Grandes banquetes, preparaciones elaboradas, cenas de gala, grandes vestimentas, el último grito de la moda, gastos desmedidos, opulencia y frivolidad al máximo. No estoy hablando de hoy en día, sino del México después de la Independencia, un país lleno de sueños, con ganas de prosperar, abriendo los ojos a una nueva época que lo condujera a la altura de los grandes como Italia, Francia, Inglaterra, etcétera. Llenos de esplendor y lujos, clase y distinción, los grandes barcos arribaban a los puertos con toda clase de ropas, ingredientes, artefactos, aunque algunos ya conocidos, pero otros totalmente ajenos a las costumbres de los ciudadanos.
Corre el año de 1830, diversos personajes arribaban a México con la idea de cocinar para las clases altas o para abrir negocios, uno de ellos, Le Fort, galo que vería en los pasteles su gran oportunidad de prosperar, los cuales se verían interrumpidos ante un incidente que lo llevaría a denunciar una pérdida, exagerada, de seiscientos mil pesos, ante su país natal, Francia. Dicho suceso detonaría una invasión a este país, y que llevó por nombre La guerra de los pasteles, pero esa es otra historia.
Entre la ideología de las sociedades mexicanas estaba la de desaparecer las tradiciones mestizas y costumbres adoptadas durante el virreinato, para así dar una imagen al mundo de “nación civilizada”. La búsqueda por un ejemplo a seguir, el cual fuese considerado de “clase”, llevó a los burgueses de la época a adoptar las costumbres europeas como ícono, realizando viajes para después repetir lo visto, ingerido y vivido en el viejo continente; de ahí los banquetes, cenas, vestimentas y arquitectura, al menos de la Ciudad de México. El país clave sería ni más ni menos Francia, su despunte en la gastronomía y la moda lo proyectaron como lo mejor de Europa, convirtiéndose así en el ídolo tan esperado por la sociedad mexicana.
Fue de gran importancia para nuestro país que adoptamos de manera rápida y eficaz sus nombres y técnicas, hoy en día es normal acudir a un “restaurante” y pedir un “omelette” de “champiñones”, por dar un ejemplo; y no es para menos, Francia revolucionó su cocina con la invención de distintas salsas madre como la bechamel, vinagreta, velouté, bearnesa, démiglacée, entre otras, que cambiando o agregando ingredientes forman un sinfín de salsas que han complementado la gastronomía de otros países.
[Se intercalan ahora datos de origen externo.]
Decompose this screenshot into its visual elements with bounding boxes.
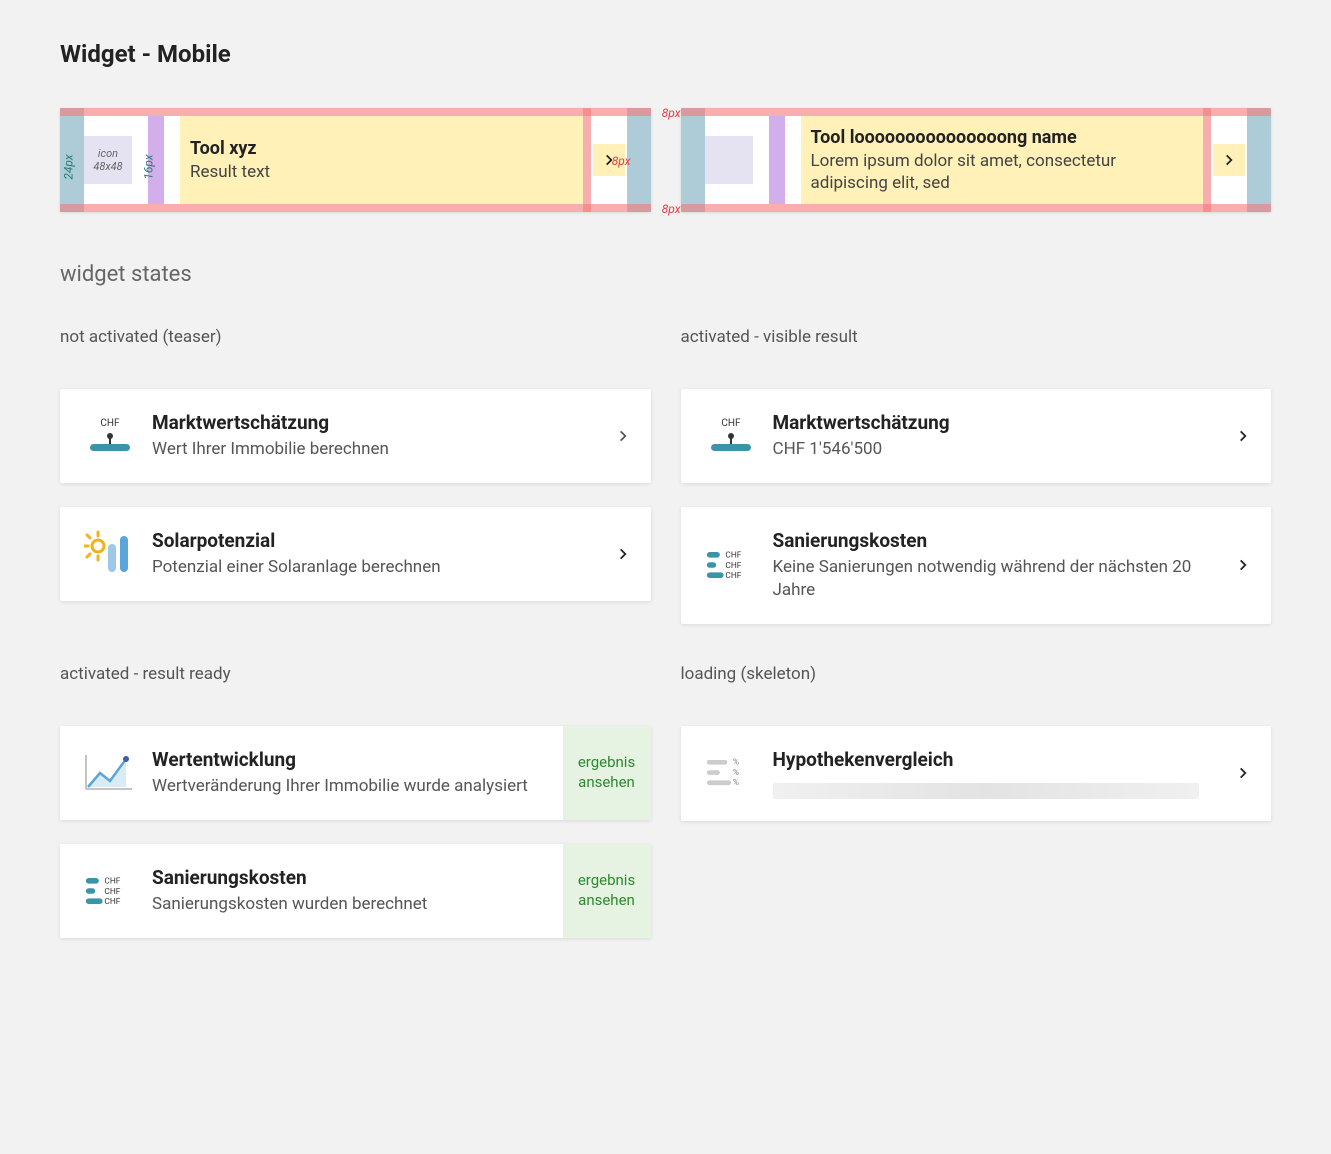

Por otra parte, tuvieron la delicadeza de nombrar algunos de sus platillos a los personajes que lo degustaron por primera vez o simplemente en su honor. Tales son los casos de la salsa bearnesa, que toma su nombre del lugar de nacimiento de Enrique IV, primer Borbón que fue rey de Francia, o la sopa de huevos con puré de espárragos y filete cocido que se llama María Antonieta, entre otros.
Pero no fuimos los únicos beneficiados, México complementó la gastronomía francesa con ingredientes como el cacao, la vainilla, el jitomate y el aguacate, para, así, hacer un círculo de intereses retroalimentando ambas cocinas, mejorándolas y dejando huellas para lo que hoy conocemos como futuro.